Sunday, December 30, 2012

Cherry Vanilla

I woke up this morning feeling different from myself, cold in spirit, maybe it was the cup of cherry vanilla ice cream I devoured late last night or the weird dream where I was in therapy consisting of acrobatics and a water bed, but I somehow feel outside of myself, like there is a sheer curtain billowing between the me of yesterday and the me of this moment, teasing me to come back but tempting me to stay off balance.

So I'm looking around my bedroom trying to attach myself to things I know are mine but at this moment feel borrowed and I wonder which me is me. I spend more time in the other me and like her better because she's predictable - this me is, um, hesitant, guarded, plotting - like at any moment she could start speaking French or pull out her eyelashes or stupidly buy an iguana.
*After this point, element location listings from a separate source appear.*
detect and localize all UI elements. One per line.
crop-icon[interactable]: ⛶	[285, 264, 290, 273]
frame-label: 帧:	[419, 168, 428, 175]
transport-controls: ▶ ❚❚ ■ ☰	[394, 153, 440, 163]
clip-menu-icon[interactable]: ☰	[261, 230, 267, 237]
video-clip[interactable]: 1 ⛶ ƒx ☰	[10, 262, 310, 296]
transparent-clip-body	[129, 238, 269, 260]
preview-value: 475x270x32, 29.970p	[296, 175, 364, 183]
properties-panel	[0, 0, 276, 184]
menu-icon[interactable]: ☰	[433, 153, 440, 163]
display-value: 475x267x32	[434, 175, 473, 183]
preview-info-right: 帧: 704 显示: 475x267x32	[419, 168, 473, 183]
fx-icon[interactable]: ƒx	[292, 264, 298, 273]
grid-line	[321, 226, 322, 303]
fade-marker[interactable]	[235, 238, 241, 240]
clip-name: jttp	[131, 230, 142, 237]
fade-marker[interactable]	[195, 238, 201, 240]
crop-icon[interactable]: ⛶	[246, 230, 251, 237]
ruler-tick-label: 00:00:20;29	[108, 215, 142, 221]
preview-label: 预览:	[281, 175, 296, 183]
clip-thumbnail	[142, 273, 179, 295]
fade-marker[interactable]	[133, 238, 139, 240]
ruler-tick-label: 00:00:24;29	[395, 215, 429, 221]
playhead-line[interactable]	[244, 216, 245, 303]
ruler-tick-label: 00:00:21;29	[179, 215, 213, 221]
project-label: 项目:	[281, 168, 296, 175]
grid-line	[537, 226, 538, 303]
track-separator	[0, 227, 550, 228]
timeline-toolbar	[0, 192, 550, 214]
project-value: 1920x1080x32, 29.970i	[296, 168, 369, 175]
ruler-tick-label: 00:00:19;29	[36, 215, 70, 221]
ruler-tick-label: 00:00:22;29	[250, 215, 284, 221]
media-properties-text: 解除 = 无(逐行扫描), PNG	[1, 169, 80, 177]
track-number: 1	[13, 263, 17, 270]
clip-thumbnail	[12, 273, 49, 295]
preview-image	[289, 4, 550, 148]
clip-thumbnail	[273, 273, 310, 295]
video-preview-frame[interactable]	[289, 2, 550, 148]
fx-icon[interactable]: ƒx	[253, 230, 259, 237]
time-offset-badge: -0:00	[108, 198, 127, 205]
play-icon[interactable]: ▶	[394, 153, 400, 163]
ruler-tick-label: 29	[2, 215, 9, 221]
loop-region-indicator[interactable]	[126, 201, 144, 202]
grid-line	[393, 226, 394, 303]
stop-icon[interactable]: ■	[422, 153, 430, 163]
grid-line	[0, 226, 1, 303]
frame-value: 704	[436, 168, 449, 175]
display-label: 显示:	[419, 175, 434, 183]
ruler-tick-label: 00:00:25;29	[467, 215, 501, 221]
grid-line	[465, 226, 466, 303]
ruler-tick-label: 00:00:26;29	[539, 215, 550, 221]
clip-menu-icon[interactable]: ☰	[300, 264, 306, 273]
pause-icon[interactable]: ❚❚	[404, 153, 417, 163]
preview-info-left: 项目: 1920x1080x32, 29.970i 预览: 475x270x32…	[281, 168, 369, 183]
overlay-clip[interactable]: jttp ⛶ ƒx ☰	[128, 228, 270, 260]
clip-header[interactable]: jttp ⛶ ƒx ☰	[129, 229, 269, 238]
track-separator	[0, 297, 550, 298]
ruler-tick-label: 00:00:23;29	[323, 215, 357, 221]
What does it mean, Grasshopper?

I'm going with defense. The brain has taken over because it's smarter than I and knows its limitations. It likes me and wants to preserve itself as I suppose rewiring after a meltdown would not be fun.

The randomness has begun: I am not her bedspread; has that chip always been on that dresser; are the people that go to the laundramat at 6:00 a.m. are different from those who go at midnight; why do people with money wear ripped jeans and people without throw them away; what is quality control on toothpicks; why can't it snow in summer when it's warm and would melt faster; what's that banging?

Inconsequential meanderings to rest the weary mind. I'll take it.